In fact, it's hard to understand how my executive friend could overlook this point. Economies go through a self-weeding process every so many years, getting rid of weak firms, trimming the fat on the new cycle of innovation, and preparing for new rounds of growth. Forgetting the theoretical, a simple look at previous recessions -- even ones severe enough to have moribund metaphors like "depression" attached to them -- do not send economies careening into some capitalism-socialism transition period, and they don't ruin entire political-economic systems either.

Rather -- and this might be the most important thing my friend failed to see as he was bowing down to Marx -- recessions strengthen economies built on solid, politically and economically sound foundations, and weaken ones that aren't. The case in point is the price of oil, which has done something that almost no analyst predicted a few months ago: dropped. OPEC is convening emergency meetings as sheiks, emirs, mullahs, and "presidents" gather to engage in their own orgy of panic.

However, these petrodollar countries actually have something to panic about. Without their steady stream of oil money to keep will-o'-the-wisp economies from sinking into the bog, they are in serious trouble. Every global misift (I mean, "non-aligned" country) from Saudi Arabia, to Iran, to Russia will suffer. The sinister-side-of-the-globe's banking center -- the UAE -- is feeling shudders run up and down its multiple tallest-in-the-world towers. Venezuela, recently teamed up with Russia, will have further domestic difficulties as oil-sponsored services start to dry up. And the Reds -- I mean the Ruskis -- I mean the Russians will start having trouble paying for their brash, almost intimidating, worldwide naval deployments (... to Venezuela).

Iran will have less money to spare for Hezbollah and will feel more pain from economic sanctions from the west, though it's unlikely that this will create any serious course corrections on its part. (Though the mullahs might rest easier now that the obscene amount of oil their shoddy infrastructure leaks into the ground is far less valuable than it was a month ago.)

And, of course, China -- with its dependence not on revenue from oil sales to the US but on revenue from the sale of everything but oil to the US -- will be similarly impacted.

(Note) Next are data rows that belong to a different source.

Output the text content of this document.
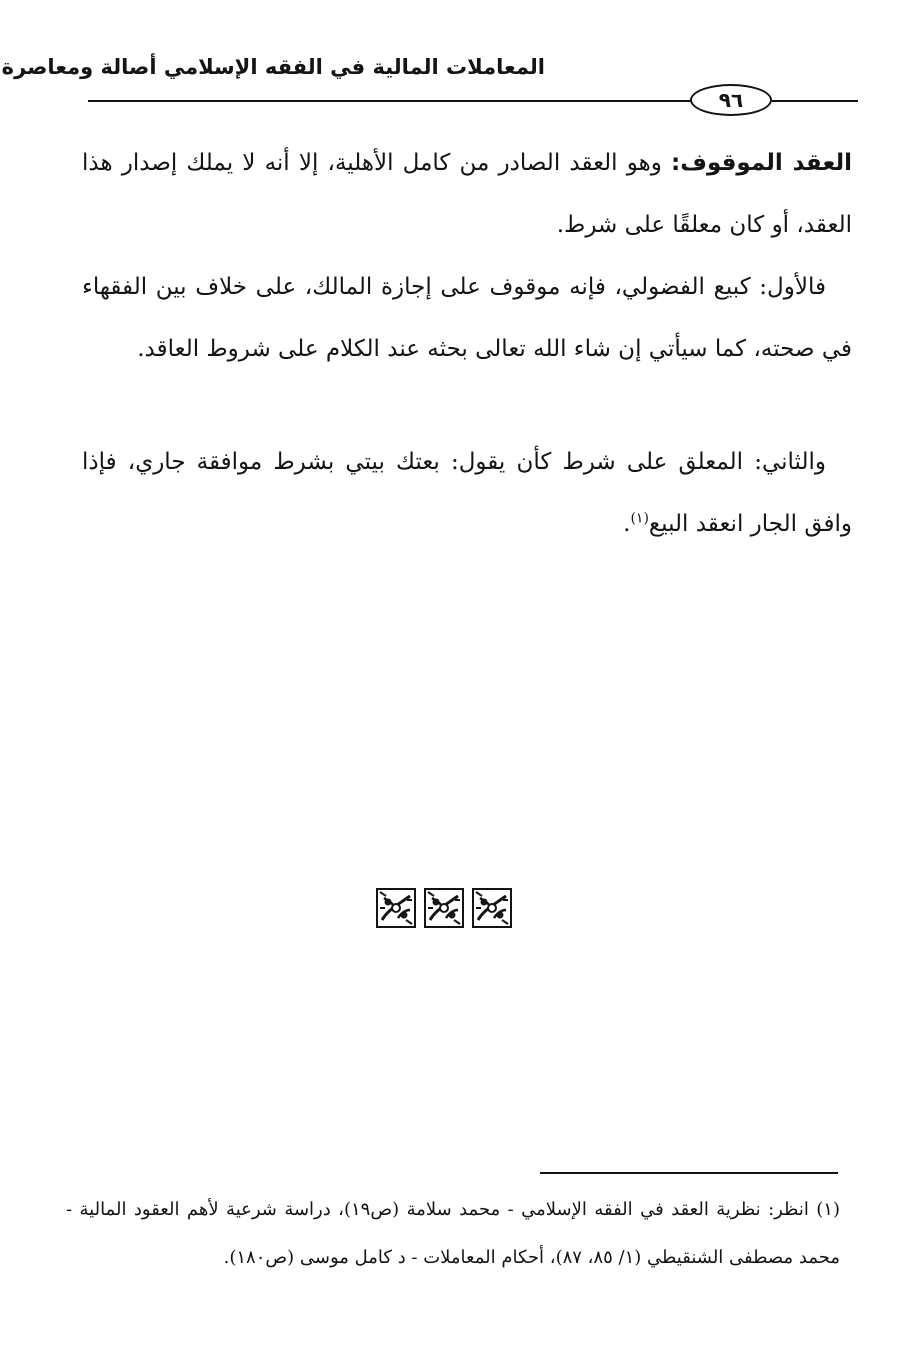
المعاملات المالية في الفقه الإسلامي أصالة ومعاصرة
٩٦

العقد الموقوف: وهو العقد الصادر من كامل الأهلية، إلا أنه لا يملك إصدار هذا العقد، أو كان معلقًا على شرط.

فالأول: كبيع الفضولي، فإنه موقوف على إجازة المالك، على خلاف بين الفقهاء في صحته، كما سيأتي إن شاء الله تعالى بحثه عند الكلام على شروط العاقد.

والثاني: المعلق على شرط كأن يقول: بعتك بيتي بشرط موافقة جاري، فإذا وافق الجار انعقد البيع$^{(١)}$.

(١) انظر: نظرية العقد في الفقه الإسلامي - محمد سلامة (ص١٩)، دراسة شرعية لأهم العقود المالية - محمد مصطفى الشنقيطي (١/ ٨٥، ٨٧)، أحكام المعاملات - د كامل موسى (ص١٨٠).
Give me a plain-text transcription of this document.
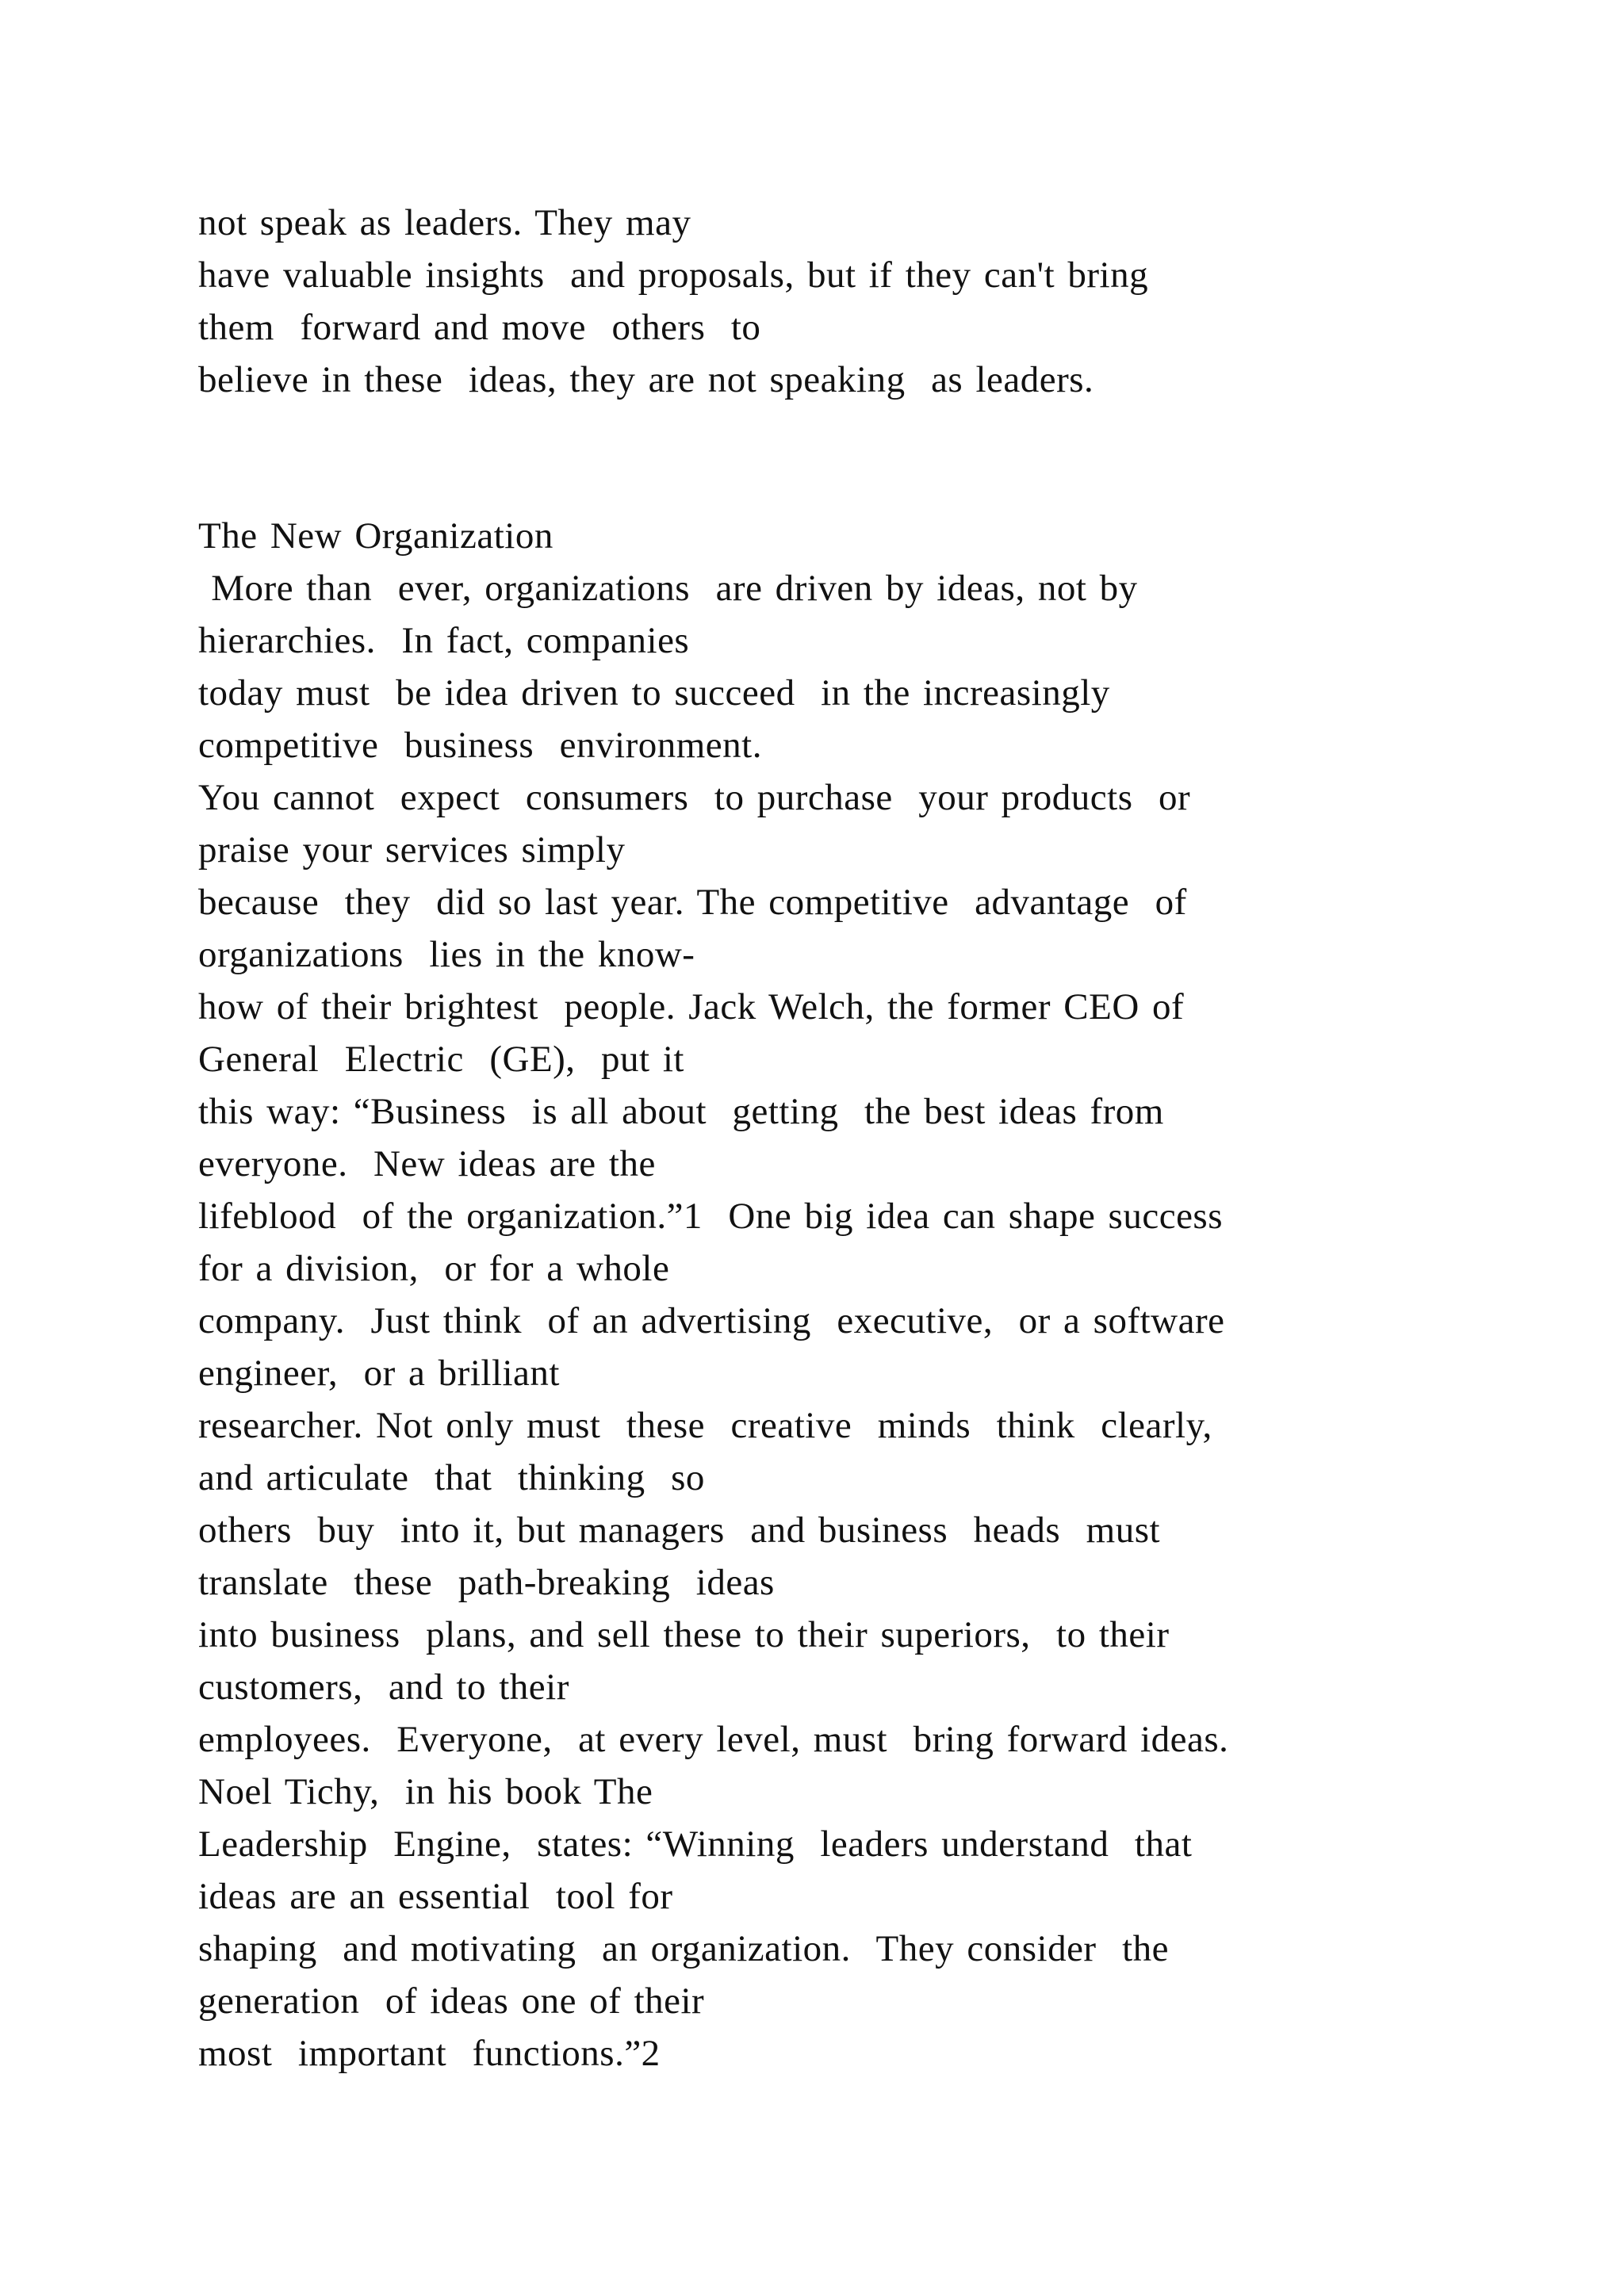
not speak as leaders. They may
have valuable insights  and proposals, but if they can't bring
them  forward and move  others  to
believe in these  ideas, they are not speaking  as leaders.
The New Organization
More than  ever, organizations  are driven by ideas, not by
hierarchies.  In fact, companies
today must  be idea driven to succeed  in the increasingly
competitive  business  environment.
You cannot  expect  consumers  to purchase  your products  or
praise your services simply
because  they  did so last year. The competitive  advantage  of
organizations  lies in the know-
how of their brightest  people. Jack Welch, the former CEO of
General  Electric  (GE),  put it
this way: “Business  is all about  getting  the best ideas from
everyone.  New ideas are the
lifeblood  of the organization.”1  One big idea can shape success
for a division,  or for a whole
company.  Just think  of an advertising  executive,  or a software
engineer,  or a brilliant
researcher. Not only must  these  creative  minds  think  clearly,
and articulate  that  thinking  so
others  buy  into it, but managers  and business  heads  must
translate  these  path-breaking  ideas
into business  plans, and sell these to their superiors,  to their
customers,  and to their
employees.  Everyone,  at every level, must  bring forward ideas.
Noel Tichy,  in his book The
Leadership  Engine,  states: “Winning  leaders understand  that
ideas are an essential  tool for
shaping  and motivating  an organization.  They consider  the
generation  of ideas one of their
most  important  functions.”2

For the US, a possible severe recession might mean some belt-tightening times, some gloomy days, a lighter Christmas shopping list. It won't mean severe budget reductions, decreased military spending, or a national food shortage. It will mean an economic trough, but an economic trough means an economic swell -- it just takes some time.

My former corporate executive friend was right that the crisis threatens to push some to the edge of disaster. While America might be close enough to see the edge and peer over it, it's not standing with toes dangling over the abyss. But many of America's enemies now are standing on that political-economic edge. In fact, many of the most dangerous among them are charging forward towards that edge, simply because charging forward is all they know how to do.

All in all, while the crisis is no cause for celebration, it's similarly no reason to set a fire just so we can have a fire sale. But more than this, while the crisis will definitely not be a game-changer for America, it certainly might prove to be one for America's most dangerous enemies -- whether Marx said so or not.

Ashley Rindsberg is a writer and freelance book editor who has contributed to a number of recent books and to online newspapers and magazines such as Livestrong, Ynet, and Israel Insider. Mr. Rindsberg has also worked at Internet Archive where he headed up the now internationally-deployed Internet Bookmobile project which brings books to kids in rural areas of India, Egypt, and other developing nations.